Vernon Subutex, c’est l’histoire d’un homme qui tenait à Paris un magasin de vinyles renommé appelée Revolver – d’où l’immense arme à feu lumineuse, façon enseigne-phare dans la nuit, qui trône au sommet du décor. Mais du fait de la crise (dans le monde de la musique notamment, de plus en plus numérique et capitaliste), Vernon a dû fermer sa boutique, point de convergence de toute une faune devenue orpheline. Sans revenu, l'"ange déchu" tente tant bien que mal de se faire héberger chez des amis ou des connaissances depuis qu’il s’est fait expulser de son appartement. D’où un spectacle construit en différentes séquences mises bout à bout, Vernon, look d’ado attardé, trimbalant sa fierté puis sa résignation tout au long de la représentation.

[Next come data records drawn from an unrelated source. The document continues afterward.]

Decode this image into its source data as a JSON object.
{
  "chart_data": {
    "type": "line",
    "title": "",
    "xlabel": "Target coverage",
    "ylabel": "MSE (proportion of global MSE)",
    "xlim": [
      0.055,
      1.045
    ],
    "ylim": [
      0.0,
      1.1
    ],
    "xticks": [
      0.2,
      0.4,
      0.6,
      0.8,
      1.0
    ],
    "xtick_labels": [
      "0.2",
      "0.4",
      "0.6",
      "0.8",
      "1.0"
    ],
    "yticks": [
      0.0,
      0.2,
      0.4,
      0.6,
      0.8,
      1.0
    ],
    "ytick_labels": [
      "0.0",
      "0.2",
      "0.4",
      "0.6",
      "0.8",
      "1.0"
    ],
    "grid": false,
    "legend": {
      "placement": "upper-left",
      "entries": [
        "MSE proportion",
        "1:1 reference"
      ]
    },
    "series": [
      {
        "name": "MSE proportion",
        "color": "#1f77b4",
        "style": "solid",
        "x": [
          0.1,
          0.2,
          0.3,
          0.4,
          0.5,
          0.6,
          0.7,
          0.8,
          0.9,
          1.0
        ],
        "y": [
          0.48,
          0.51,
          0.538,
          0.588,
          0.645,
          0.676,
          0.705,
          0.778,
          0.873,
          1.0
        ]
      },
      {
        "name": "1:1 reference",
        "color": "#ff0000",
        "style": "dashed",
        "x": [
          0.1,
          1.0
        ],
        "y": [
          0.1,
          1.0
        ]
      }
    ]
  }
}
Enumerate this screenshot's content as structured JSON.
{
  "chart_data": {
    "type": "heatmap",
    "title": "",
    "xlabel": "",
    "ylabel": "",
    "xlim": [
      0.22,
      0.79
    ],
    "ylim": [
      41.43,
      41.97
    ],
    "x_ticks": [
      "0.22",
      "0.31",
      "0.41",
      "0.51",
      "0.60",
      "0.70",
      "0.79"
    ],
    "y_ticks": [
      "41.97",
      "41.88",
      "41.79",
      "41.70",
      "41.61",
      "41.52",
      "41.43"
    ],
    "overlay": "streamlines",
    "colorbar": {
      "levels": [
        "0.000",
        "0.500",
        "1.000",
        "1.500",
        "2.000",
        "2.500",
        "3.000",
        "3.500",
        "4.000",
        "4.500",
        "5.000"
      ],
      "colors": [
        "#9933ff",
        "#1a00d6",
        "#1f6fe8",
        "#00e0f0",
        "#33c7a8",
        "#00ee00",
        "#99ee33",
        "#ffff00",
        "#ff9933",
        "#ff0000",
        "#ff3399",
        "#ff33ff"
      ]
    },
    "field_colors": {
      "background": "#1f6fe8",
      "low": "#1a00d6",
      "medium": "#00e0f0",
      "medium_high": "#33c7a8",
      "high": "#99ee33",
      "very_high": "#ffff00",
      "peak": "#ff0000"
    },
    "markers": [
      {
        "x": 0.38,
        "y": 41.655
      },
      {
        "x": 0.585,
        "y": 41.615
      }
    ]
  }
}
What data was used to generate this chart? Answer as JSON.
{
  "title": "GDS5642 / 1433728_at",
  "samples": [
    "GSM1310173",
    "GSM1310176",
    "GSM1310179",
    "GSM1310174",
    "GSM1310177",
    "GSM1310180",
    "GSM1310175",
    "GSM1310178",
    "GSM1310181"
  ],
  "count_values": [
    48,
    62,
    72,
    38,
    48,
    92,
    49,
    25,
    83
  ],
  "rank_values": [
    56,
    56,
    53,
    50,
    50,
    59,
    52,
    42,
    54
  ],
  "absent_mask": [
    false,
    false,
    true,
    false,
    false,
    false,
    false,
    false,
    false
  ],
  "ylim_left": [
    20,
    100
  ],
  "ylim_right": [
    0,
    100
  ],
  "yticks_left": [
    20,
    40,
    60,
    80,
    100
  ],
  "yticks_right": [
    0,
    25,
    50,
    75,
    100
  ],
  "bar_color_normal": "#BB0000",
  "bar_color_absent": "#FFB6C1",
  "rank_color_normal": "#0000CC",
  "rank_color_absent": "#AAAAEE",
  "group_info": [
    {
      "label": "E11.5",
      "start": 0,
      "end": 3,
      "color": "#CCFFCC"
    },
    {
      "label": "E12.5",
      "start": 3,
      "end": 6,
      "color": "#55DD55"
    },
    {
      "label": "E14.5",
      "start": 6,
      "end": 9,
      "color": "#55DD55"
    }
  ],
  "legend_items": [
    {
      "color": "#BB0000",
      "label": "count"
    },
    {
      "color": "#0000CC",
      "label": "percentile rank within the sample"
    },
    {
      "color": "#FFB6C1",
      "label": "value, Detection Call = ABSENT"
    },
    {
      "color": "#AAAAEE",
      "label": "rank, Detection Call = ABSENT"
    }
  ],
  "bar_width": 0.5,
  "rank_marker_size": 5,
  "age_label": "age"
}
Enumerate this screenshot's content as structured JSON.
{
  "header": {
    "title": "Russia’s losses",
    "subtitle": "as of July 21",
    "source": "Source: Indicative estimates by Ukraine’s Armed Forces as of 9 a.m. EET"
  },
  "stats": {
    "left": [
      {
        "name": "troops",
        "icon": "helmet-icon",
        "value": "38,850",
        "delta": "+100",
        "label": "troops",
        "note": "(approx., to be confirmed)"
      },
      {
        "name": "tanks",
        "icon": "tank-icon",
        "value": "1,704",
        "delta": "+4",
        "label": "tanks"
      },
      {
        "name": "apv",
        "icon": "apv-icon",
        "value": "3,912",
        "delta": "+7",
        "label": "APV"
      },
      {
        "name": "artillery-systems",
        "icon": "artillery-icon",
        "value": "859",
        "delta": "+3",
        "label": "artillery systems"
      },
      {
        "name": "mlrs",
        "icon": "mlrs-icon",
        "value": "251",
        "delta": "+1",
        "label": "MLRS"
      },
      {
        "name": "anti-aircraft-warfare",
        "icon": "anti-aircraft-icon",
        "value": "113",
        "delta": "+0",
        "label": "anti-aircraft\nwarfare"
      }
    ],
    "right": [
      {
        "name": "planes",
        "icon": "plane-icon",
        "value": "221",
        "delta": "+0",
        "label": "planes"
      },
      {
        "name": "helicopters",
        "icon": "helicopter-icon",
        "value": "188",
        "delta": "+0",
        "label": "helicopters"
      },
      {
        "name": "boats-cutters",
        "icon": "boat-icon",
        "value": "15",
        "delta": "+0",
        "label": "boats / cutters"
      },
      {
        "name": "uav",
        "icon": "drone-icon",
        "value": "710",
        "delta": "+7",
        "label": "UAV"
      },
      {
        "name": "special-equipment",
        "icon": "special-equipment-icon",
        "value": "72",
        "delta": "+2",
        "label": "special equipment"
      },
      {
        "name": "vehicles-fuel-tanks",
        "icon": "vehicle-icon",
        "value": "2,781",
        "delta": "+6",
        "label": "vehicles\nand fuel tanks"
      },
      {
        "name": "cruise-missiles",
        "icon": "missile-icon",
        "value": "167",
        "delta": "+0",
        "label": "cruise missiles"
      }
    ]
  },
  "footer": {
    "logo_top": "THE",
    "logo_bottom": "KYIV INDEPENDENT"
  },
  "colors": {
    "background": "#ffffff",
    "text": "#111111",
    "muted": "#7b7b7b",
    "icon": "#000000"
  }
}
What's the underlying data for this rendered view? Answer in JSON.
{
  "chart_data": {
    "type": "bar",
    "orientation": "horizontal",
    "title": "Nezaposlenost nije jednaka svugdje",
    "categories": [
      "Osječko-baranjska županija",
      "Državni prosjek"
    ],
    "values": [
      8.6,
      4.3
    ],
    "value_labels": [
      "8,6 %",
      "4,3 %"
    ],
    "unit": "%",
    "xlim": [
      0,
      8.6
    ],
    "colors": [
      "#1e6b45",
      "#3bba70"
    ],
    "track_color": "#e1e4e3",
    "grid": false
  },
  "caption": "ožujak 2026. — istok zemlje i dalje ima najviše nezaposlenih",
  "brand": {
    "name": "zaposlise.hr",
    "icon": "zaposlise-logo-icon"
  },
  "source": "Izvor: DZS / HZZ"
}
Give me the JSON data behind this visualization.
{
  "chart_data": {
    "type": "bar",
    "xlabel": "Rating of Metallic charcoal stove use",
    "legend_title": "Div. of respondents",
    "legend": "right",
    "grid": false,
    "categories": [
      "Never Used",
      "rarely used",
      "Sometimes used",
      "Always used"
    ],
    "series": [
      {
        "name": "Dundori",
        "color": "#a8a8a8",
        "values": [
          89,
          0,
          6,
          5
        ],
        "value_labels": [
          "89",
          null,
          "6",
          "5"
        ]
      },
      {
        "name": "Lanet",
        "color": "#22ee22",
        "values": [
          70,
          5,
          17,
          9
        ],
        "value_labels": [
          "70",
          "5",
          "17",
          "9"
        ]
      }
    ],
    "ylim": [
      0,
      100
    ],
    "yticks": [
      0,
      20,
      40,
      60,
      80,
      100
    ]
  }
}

"Je n’ai aucun problème avec les romans utopiques, mais ce n’est pas ce que je fais. J’essaie de décrire ce qui m’entoure."

Virginie Despentes

En quatre heures, Thomas Ostermeier s’amuse à confronter son anti-héros à son passé. Ses comédiennes et comédiens, excellents, campent avec précision et exaltation tantôt une amante, tantôt une ancienne musicienne, tantôt un trader cynique, tantôt une ancienne actrice du X… Toutes et tous renvoient à leur manière, avec excès, un miroir à un public capable de rire sur les premières diatribes machistes d’un scénariste frustré avant d’être franchement mal à l’aise lorsque ce dernier assume clairement sa parole misogyne et raciste. "Quand j’essaie d’écrire sur le Paris de 2015, tout le monde a sa place. Y compris les fachos de mon entourage. Je n’ai aucun problème avec les romans utopiques, mais ce n’est pas ce que je fais. J’essaie de décrire ce qui m’entoure", explique Virginie Despentes dans l’interview du programme de salle.

Car à travers ce récit sur la déchéance d’un homme, Virginie Despentes s’intéresse à "un monde disparu" – le sien – et à une contre-culture fanée – celle de la fin du siècle dernier. Sa série de romans publiée entre 2015 et 2017 peut être vue une sorte de Comédie humaine de Balzac, en version punk et queer, dans laquelle elle dresse le portrait d’une certaine France (ici Paris) avec un style nerveux bourré de petites scènes acides qui en disent long sur notre société patriarcale, sa violence intrinsèque, son conformisme hétéro-bourgeois… Extraits du roman : "Les gens qui ont des gosses font toujours chier ceux qui n'en ont pas. Mais ils ne supportent pas qu'on leur dise la vérité – quand je vois ta vie franchement j'ai envie de tout sauf de la même", ou "Facebook est passé par là et cette génération de trentenaires est composée de psychopathes autocentrés, à la limite de la démence. Une ambition crue, débarrassée de tout souci de légitimité".

"Vernon Subutex" par Thomas Ostermeier : un spectacle sans la fièvre de Despentes
Thomas Aurin

Et soudain, Vernon Subutex

C’est malheureusement à côté de toute cette force, il est vrai très littéraire, que Thomas Ostermeier passe, livrant de fait un spectacle paradoxalement atone. Certes, il a bien tenté de glisser ici et là des punchlines de Despentes, de faire des clins d’œil à l’actualité la plus récente pour montrer son acuité politique (la crise sanitaire notamment, qui a engendré de nouveaux Vernon Subutex), de proposer des astuces de mise en scène dynamiques (écrans vidéo, micros, séquence filmée au smartphone…) ou de secouer l’ensemble en mettant un efficace groupe de rock sur le plateau, mais impossible pour lui, même en plusieurs heures, de donner de l’épaisseur à un récit aussi dense. Et, surtout, à autant de personnages, au premier rang duquel Vernon Subutex.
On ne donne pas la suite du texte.